On my website users can submit testimonials that get put into a database. Apparently some of these people type up their testimonial in a word processor first, then copy/paste it into my form, because sometimes I encounter issues with what they submit.

Today I found an example on my website where, at first glance, it looked like there was not a proper hard return between paragraphs, but it’s likely the way I’m displaying text from the database. I copied the the paragraphs and pasted them into “Clean Text”, which is a cool app for Macs. In there it showed that there was actually two paragraphs.

Next I put my cursor at the beginning of the second paragraph and expected to hit the backspace key twice, which should have eliminated the hard return. But in this case it took hitting the backspace key three times. So this made me think there is an extra unseen character in the text.

Next I went to asciivalue.com, pasted in my text example, and it spit out the results of all the ascii characters. Below is a screenshot:

You can see that my example of text was, “improved. I started”. So these results are showing several characters after the period. I’m not sure if this comes from a person’s word processor when they are submitting their testimonial or what.

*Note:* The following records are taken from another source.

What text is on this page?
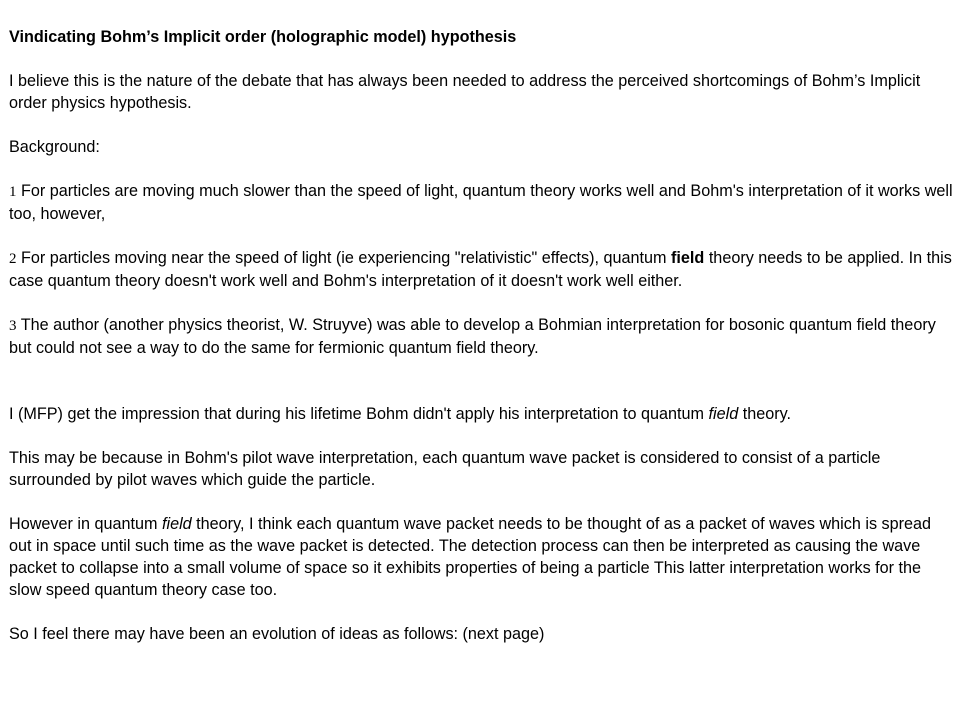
Vindicating Bohm’s Implicit order (holographic model) hypothesis

I believe this is the nature of the debate that has always been needed to address the perceived shortcomings of Bohm’s Implicit order physics hypothesis.

Background:

1 For particles are moving much slower than the speed of light, quantum theory works well and Bohm's interpretation of it works well too, however,

2 For particles moving near the speed of light (ie experiencing "relativistic" effects), quantum field theory needs to be applied. In this case quantum theory doesn't work well and Bohm's interpretation of it doesn't work well either.

3 The author (another physics theorist, W. Struyve) was able to develop a Bohmian interpretation for bosonic quantum field theory but could not see a way to do the same for fermionic quantum field theory.

I (MFP) get the impression that during his lifetime Bohm didn't apply his interpretation to quantum field theory.

This may be because in Bohm's pilot wave interpretation, each quantum wave packet is considered to consist of a particle surrounded by pilot waves which guide the particle.

However in quantum field theory, I think each quantum wave packet needs to be thought of as a packet of waves which is spread out in space until such time as the wave packet is detected. The detection process can then be interpreted as causing the wave packet to collapse into a small volume of space so it exhibits properties of being a particle This latter interpretation works for the slow speed quantum theory case too.

So I feel there may have been an evolution of ideas as follows: (next page)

Can someone help me with the next step? I think the best way to fix these types of issues in the database is to do a mySQL query that will locate all of the places where this happens. Has anyone run into this problem before and help me know what to do next?

Thanks!

I would address this in the script handling the testimonial submissions.
Would that be written in PHP?

Yes, the site uses PHP. But what I need help with is to identify why there seems to be 5 characters that represent the two spaces after the period. Can you help?

Hi,

This is not something that I have ever run into, but as I said, it would probably make more sense to handle this before the testimonials are saved in the database.

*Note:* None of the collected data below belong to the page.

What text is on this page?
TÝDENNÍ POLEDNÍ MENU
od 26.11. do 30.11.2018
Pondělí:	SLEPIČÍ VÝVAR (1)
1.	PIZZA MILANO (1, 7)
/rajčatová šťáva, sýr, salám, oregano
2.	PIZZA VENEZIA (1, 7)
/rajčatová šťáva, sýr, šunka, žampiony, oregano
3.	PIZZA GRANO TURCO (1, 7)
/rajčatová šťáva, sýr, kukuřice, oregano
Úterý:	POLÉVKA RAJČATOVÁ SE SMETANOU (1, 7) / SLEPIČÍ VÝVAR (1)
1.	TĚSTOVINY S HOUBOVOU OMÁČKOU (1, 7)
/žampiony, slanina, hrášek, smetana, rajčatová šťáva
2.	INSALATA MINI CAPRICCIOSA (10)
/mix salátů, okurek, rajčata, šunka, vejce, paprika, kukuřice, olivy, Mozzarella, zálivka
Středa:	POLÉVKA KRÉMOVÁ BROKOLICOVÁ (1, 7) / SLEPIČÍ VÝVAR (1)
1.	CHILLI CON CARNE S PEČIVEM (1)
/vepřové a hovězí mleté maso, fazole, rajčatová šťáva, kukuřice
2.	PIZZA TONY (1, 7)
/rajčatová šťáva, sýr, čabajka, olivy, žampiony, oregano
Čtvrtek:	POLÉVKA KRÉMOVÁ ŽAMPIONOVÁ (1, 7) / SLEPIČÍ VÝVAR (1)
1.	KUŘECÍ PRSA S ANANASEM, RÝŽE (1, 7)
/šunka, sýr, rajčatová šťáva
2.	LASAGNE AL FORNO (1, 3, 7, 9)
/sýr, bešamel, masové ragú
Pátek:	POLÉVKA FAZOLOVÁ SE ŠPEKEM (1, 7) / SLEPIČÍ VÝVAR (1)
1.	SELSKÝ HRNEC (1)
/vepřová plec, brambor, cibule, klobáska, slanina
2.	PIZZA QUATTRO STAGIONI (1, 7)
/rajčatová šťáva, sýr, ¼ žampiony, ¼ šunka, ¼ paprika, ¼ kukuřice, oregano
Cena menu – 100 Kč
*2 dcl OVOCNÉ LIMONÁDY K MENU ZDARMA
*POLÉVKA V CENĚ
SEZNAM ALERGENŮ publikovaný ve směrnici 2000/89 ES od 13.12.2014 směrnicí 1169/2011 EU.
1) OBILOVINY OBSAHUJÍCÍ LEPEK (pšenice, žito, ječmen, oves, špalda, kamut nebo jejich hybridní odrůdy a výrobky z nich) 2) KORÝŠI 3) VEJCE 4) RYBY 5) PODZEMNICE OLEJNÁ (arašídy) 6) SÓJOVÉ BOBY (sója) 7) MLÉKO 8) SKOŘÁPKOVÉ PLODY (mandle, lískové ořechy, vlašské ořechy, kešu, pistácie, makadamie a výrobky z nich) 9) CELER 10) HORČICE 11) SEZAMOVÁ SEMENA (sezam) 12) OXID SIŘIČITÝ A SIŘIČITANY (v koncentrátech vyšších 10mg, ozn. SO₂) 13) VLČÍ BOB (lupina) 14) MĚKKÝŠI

I’ll move this to the PHP forum and see if anyone else can help.

Going by the Decimal values the characters are

..... 
46 period 
13 carriage return 
10 new line 
32 space 
13 carriage return 
10 new line 
..... 

What to do about them depends on how they are messing things up when you are using the values.

Maybe you’re looking for nl2br() ?

Those characters add a blank line in your text

It adds more than just a blank line. See the conversation above.

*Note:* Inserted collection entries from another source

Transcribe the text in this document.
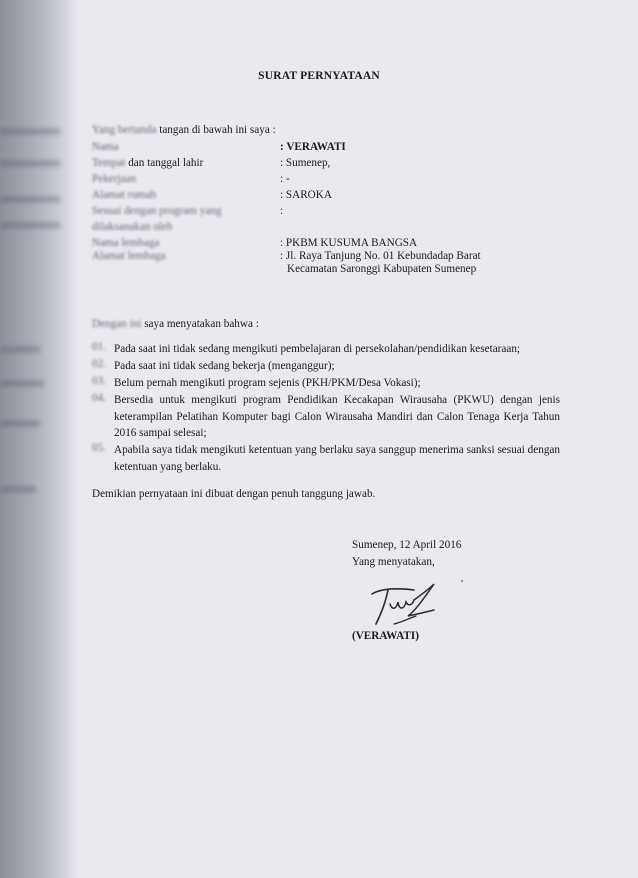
SURAT PERNYATAAN
Yang bertanda tangan di bawah ini saya :
Nama	: VERAWATI
Tempat dan tanggal lahir	: Sumenep,
Pekerjaan	: -
Alamat rumah	: SAROKA
Sesuai dengan program yang	:
dilaksanakan oleh
Nama lembaga	: PKBM KUSUMA BANGSA
Alamat lembaga	: Jl. Raya Tanjung No. 01 Kebundadap Barat
Kecamatan Saronggi Kabupaten Sumenep
Dengan ini saya menyatakan bahwa :
01. Pada saat ini tidak sedang mengikuti pembelajaran di persekolahan/pendidikan kesetaraan;
02. Pada saat ini tidak sedang bekerja (menganggur);
03. Belum pernah mengikuti program sejenis (PKH/PKM/Desa Vokasi);
04. Bersedia untuk mengikuti program Pendidikan Kecakapan Wirausaha (PKWU) dengan jenis keterampilan Pelatihan Komputer bagi Calon Wirausaha Mandiri dan Calon Tenaga Kerja Tahun 2016 sampai selesai;
05. Apabila saya tidak mengikuti ketentuan yang berlaku saya sanggup menerima sanksi sesuai dengan ketentuan yang berlaku.
Demikian pernyataan ini dibuat dengan penuh tanggung jawab.
Sumenep, 12 April 2016
Yang menyatakan,
(VERAWATI)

It adds a line with one space on it. So it’s blank visually but there is one space character inside. That why you had to make one extra backspace press.

Yes, but when viewing the text on a webpage, the two paragraphs are not separated by a blank line. This is what I’m trying to fix. Do you have any suggestions that will achieve what I’m seeking?

Thank you.

Sure they not, browser doesn’t care about new line characters in HTML.
It makes line breaks only when <br> tag is spotted.
If you want to convert your new lines into <br>'s use nl2br() function which was already mentioned by @Mittineague eariler

Thanks everyone for your input. The following query is what I used to find the problematic paragraphs:

select dateAdded, testimonialID from testimonials where body LIKE CONCAT('%', CHAR(46), CHAR(13), CHAR(10), CHAR(32), CHAR(13), CHAR(10), '%');

1 Like

If it’s the extra blank line you’re searching for, I’d probably have left the CHAR(46) off the start of that query, as that’s the full-stop ( . ) from the end of the preceding paragraph. So if you get someone who isn’t so good at punctuation but still has the extra blank line, you’ll miss it.

droopsnoot, when I altered the query as you suggested, it simply found paragraphs than ended in a ! or a :, etc. The query I posted seem to do the trick.

Thanks though!

Yes, I’d expect it would. I was intending it would find any place you had a CR, LF, space, CR, LF sequence, so any paragraph end mark (including no paragraph end) would match.